# schwert gesucht



## williisdead (17. Dezember 2010)

hallo ihr schmiede,
der schmied kann ein obsidianschwert (2h) herstellen.

könnte mir einer sagen was für mats man dafür braucht
und wie es richtig heisst?

vorab vielen dank ...

-willi-


----------



## Lysozyma (17. Dezember 2010)

http://wowdata.buffed.de/spell/profession/164 da findest du alle rezepte für schmiede.

/closed


----------



## Bendt (17. Dezember 2010)

@Lysozyma 

Die Suche nach Obsidianschwert ergibt 0 Treffer.
Entweder ist die Rezeptliste nicht komplett oder das Schwert hat einen anderen Namen.


----------



## bakkax (17. Dezember 2010)

Obsidiumhenker ?


----------



## stefscot (17. Dezember 2010)

Voila

http://wowdata.buffed.de/?i=55052


----------



## williisdead (17. Dezember 2010)

das ist es - danke!
das hätte ich gerne ..., hmmm!

die mats sind bestimmt teuer ...


----------



## CarpoX (17. Dezember 2010)

Wenn du auf den Link von stefscot klickst, siehst du die Mats. Ich weiß zwar nicht, wie man gefaltetes Obsidium bekommt, aber scheint nicht recht teuer zu sein, ist ja auch nur eine 316er-Waffe


----------



## stefscot (17. Dezember 2010)

CarpoX schrieb:


> ... Ich weiß zwar nicht, wie man gefaltetes Obsidium bekommt...

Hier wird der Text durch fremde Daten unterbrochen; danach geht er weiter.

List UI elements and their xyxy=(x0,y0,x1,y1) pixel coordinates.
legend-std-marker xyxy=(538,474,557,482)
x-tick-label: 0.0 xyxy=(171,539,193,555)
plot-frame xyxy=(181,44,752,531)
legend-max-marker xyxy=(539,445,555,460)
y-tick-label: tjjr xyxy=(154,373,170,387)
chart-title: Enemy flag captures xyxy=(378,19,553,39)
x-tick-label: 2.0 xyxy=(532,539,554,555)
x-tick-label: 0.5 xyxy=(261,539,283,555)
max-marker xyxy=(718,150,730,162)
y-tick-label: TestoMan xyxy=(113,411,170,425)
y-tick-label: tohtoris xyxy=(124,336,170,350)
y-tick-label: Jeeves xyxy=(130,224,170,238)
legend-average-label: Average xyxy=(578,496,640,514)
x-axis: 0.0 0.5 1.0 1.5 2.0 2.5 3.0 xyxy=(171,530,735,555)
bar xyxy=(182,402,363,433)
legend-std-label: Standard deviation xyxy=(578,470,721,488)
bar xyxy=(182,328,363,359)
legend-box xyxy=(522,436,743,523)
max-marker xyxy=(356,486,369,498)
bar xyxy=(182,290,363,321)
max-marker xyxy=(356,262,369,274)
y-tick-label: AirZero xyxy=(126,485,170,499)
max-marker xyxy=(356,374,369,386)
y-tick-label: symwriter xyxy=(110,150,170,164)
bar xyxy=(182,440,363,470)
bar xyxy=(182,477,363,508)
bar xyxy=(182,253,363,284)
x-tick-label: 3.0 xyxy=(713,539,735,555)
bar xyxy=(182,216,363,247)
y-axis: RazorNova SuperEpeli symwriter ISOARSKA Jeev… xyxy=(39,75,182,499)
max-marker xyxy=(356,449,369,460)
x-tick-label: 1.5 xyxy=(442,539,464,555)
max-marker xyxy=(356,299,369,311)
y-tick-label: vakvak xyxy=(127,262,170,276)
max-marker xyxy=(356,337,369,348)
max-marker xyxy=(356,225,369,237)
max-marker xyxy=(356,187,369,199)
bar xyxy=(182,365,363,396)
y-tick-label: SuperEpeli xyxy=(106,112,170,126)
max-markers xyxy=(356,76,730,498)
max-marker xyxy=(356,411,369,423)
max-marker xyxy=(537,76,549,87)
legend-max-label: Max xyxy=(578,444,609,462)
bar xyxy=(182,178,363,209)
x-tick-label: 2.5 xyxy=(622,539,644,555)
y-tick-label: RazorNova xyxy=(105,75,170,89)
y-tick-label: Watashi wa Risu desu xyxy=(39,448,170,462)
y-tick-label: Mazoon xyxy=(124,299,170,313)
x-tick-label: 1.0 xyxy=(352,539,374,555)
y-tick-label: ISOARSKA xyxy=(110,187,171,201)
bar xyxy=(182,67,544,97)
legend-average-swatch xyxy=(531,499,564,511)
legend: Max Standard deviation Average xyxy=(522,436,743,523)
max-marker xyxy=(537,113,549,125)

Einfach auf "Gefaltetes Obsidium" klicken und auf erzeugt durch klicken und man siehe: Von einem Schmied hergestellt mit 2 Obsidium Barren.


----------



## Bighorn (18. Januar 2011)

Nicht wundern beim tragen!
Das Schwert hängt seitlich am Gürtel und wird nicht auf dem Rücken getragen.

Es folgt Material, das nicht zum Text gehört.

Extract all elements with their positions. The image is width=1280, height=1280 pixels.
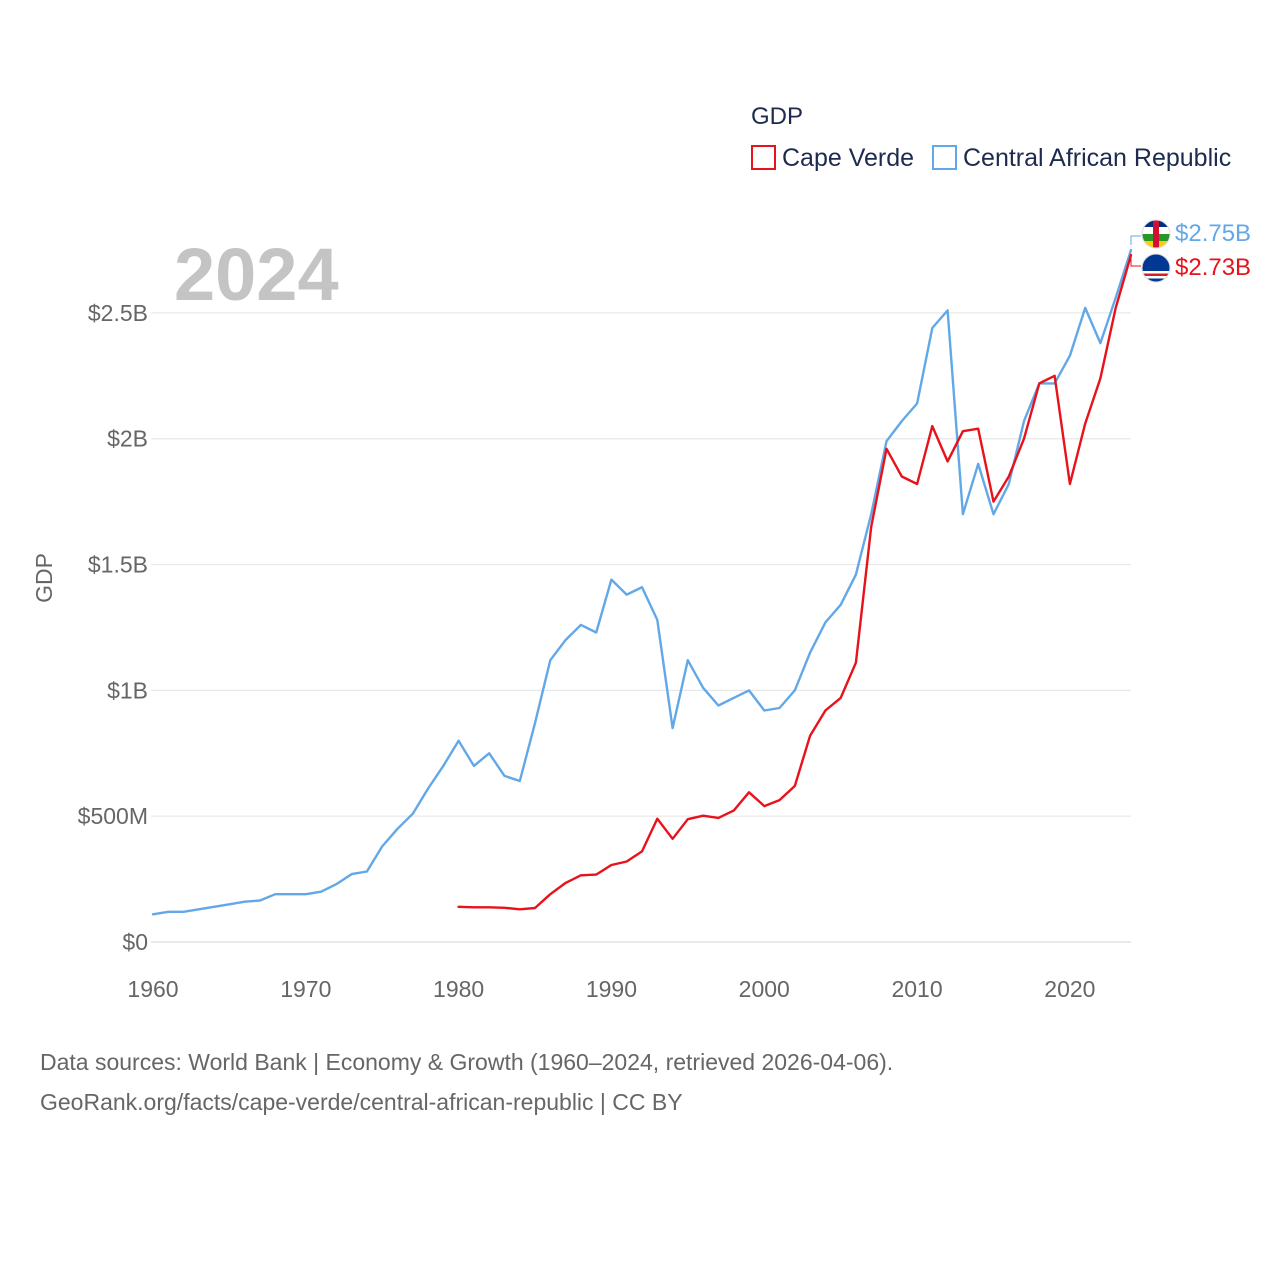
car-leader-line	[1130, 235, 1141, 245]
x-tick-label: 2000	[739, 976, 790, 1002]
legend-swatch-central-african-republic	[932, 145, 957, 170]
legend[interactable]: GDP Cape Verde Central African Republic	[751, 103, 1231, 172]
series-line-cape-verde[interactable]	[457, 253, 1133, 911]
legend-item-cape-verde[interactable]: Cape Verde	[751, 144, 914, 172]
legend-label-central-african-republic: Central African Republic	[963, 144, 1231, 172]
year-watermark: 2024	[174, 233, 339, 316]
x-tick-label: 2010	[891, 976, 942, 1002]
end-label-central-african-republic: $2.75B	[1175, 220, 1251, 247]
cv-leader-line	[1130, 258, 1141, 267]
x-tick-label: 1960	[127, 976, 178, 1002]
gridlines	[151, 312, 1131, 943]
data-source-note: Data sources: World Bank | Economy & Gro…	[40, 1042, 893, 1122]
end-markers: $2.75B $2.73B	[1130, 219, 1251, 283]
source-line-1: Data sources: World Bank | Economy & Gro…	[40, 1049, 894, 1075]
end-label-cape-verde: $2.73B	[1175, 254, 1251, 281]
y-tick-label: $1B	[107, 677, 148, 703]
legend-label-cape-verde: Cape Verde	[782, 144, 914, 172]
y-axis-label: GDP	[31, 553, 57, 603]
y-tick-label: $500M	[78, 803, 148, 829]
y-tick-label: $2B	[107, 426, 148, 452]
series-line-central-african-republic[interactable]	[151, 248, 1133, 916]
x-tick-label: 1970	[280, 976, 331, 1002]
central-african-republic-flag-icon	[1141, 219, 1171, 249]
x-tick-label: 1990	[586, 976, 637, 1002]
legend-item-central-african-republic[interactable]: Central African Republic	[932, 144, 1231, 172]
source-line-2[interactable]: GeoRank.org/facts/cape-verde/central-afr…	[40, 1089, 683, 1115]
y-tick-label: $0	[122, 929, 148, 955]
x-tick-label: 2020	[1044, 976, 1095, 1002]
series-layer	[151, 248, 1133, 916]
y-tick-label: $2.5B	[88, 300, 148, 326]
x-tick-label: 1980	[433, 976, 484, 1002]
legend-swatch-cape-verde	[751, 145, 776, 170]
cape-verde-flag-icon	[1141, 253, 1171, 283]
x-axis-ticks: 1960 1970 1980 1990 2000 2010 2020	[127, 976, 1095, 1002]
legend-title: GDP	[751, 103, 803, 130]
y-tick-label: $1.5B	[88, 552, 148, 578]
y-axis-ticks: $0 $500M $1B $1.5B $2B $2.5B	[78, 300, 148, 955]
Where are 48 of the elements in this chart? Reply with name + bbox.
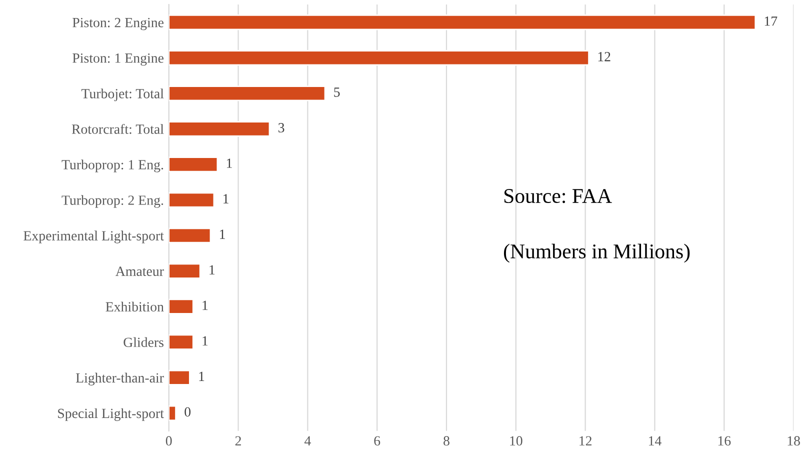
y-tick-label: Exhibition: [106, 302, 164, 312]
bar: [168, 405, 176, 421]
y-tick-label: Piston: 2 Engine: [72, 18, 164, 30]
x-tick-label: 4: [304, 436, 311, 446]
data-label: 1: [224, 194, 228, 204]
x-tick-label: 10: [510, 436, 522, 446]
data-label: 1: [202, 336, 208, 346]
data-label: 5: [334, 88, 340, 97]
x-tick-label: 6: [374, 436, 380, 446]
data-label: 3: [278, 123, 284, 132]
bar: [168, 14, 756, 30]
x-tick-label: 18: [788, 436, 800, 446]
y-tick-label: Special Light-sport: [58, 408, 164, 421]
y-tick-label: Turboprop: 2 Eng.: [62, 195, 164, 208]
x-tick-label: 16: [718, 436, 731, 446]
data-label: 1: [220, 230, 225, 239]
bar: [168, 228, 212, 244]
y-tick-label: Lighter-than-air: [76, 372, 164, 386]
x-tick-label: 12: [580, 436, 592, 446]
bar: [168, 192, 215, 208]
bar: [168, 50, 590, 66]
bar: [168, 121, 270, 137]
y-tick-label: Rotorcraft: Total: [72, 124, 164, 134]
annotation: Source: FAA: [504, 189, 612, 204]
data-label: 1: [202, 300, 208, 310]
y-tick-label: Experimental Light-sport: [24, 230, 164, 244]
x-tick-label: 2: [235, 436, 241, 446]
y-tick-label: Piston: 1 Engine: [72, 53, 164, 66]
data-label: 1: [199, 372, 204, 381]
bar: [168, 370, 190, 386]
bar: [168, 86, 326, 102]
x-tick-label: 8: [444, 436, 450, 446]
data-label: 17: [764, 16, 778, 26]
bar: [168, 334, 194, 350]
data-label: 1: [226, 158, 232, 168]
annotation: (Numbers in Millions): [504, 244, 690, 263]
bar: [168, 156, 218, 172]
data-label: 12: [598, 52, 610, 62]
bar: [168, 298, 194, 314]
y-tick-label: Amateur: [116, 266, 164, 276]
y-tick-label: Turboprop: 1 Eng.: [62, 160, 164, 172]
data-label: 0: [184, 407, 191, 417]
data-label: 1: [210, 265, 215, 274]
y-tick-label: Gliders: [124, 337, 164, 348]
y-tick-label: Turbojet: Total: [81, 88, 164, 102]
x-tick-label: 14: [649, 436, 662, 446]
bar: [168, 263, 201, 279]
x-tick-label: 0: [166, 436, 172, 446]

Bin mit meinem Zwergen nicht nur einmal gefragt worden wo es 1HW gibt die so viel Schaden machen.


----------



## Hosenschisser (1. Februar 2011)

Das Teil ist immer noch lukrativ herzustellen. Kaum zu glauben.


----------



## Ashtarot (22. April 2011)

Aber jetzt wissen wir immer noch nicht wie das gefaltete Obsidium hergestellt wird? Ich bin Schmied mit Skill 450 und seh nirgendwo die Möglichkeit mich darauf auszubilden?

Weiss jemand mehr?


----------



## devil-may-care (22. April 2011)

Einfach beim Lehrer vorbei sehen, wenn Du es noch nicht kannst. - Auf 425 zu erlernen, ab 450 gelb, ab 452 grün, ab 455 grau.

http://wwwwowdata.buffed.de/?i=65365


----------



## Ashtarot (22. April 2011)

Danke gefunden!


----------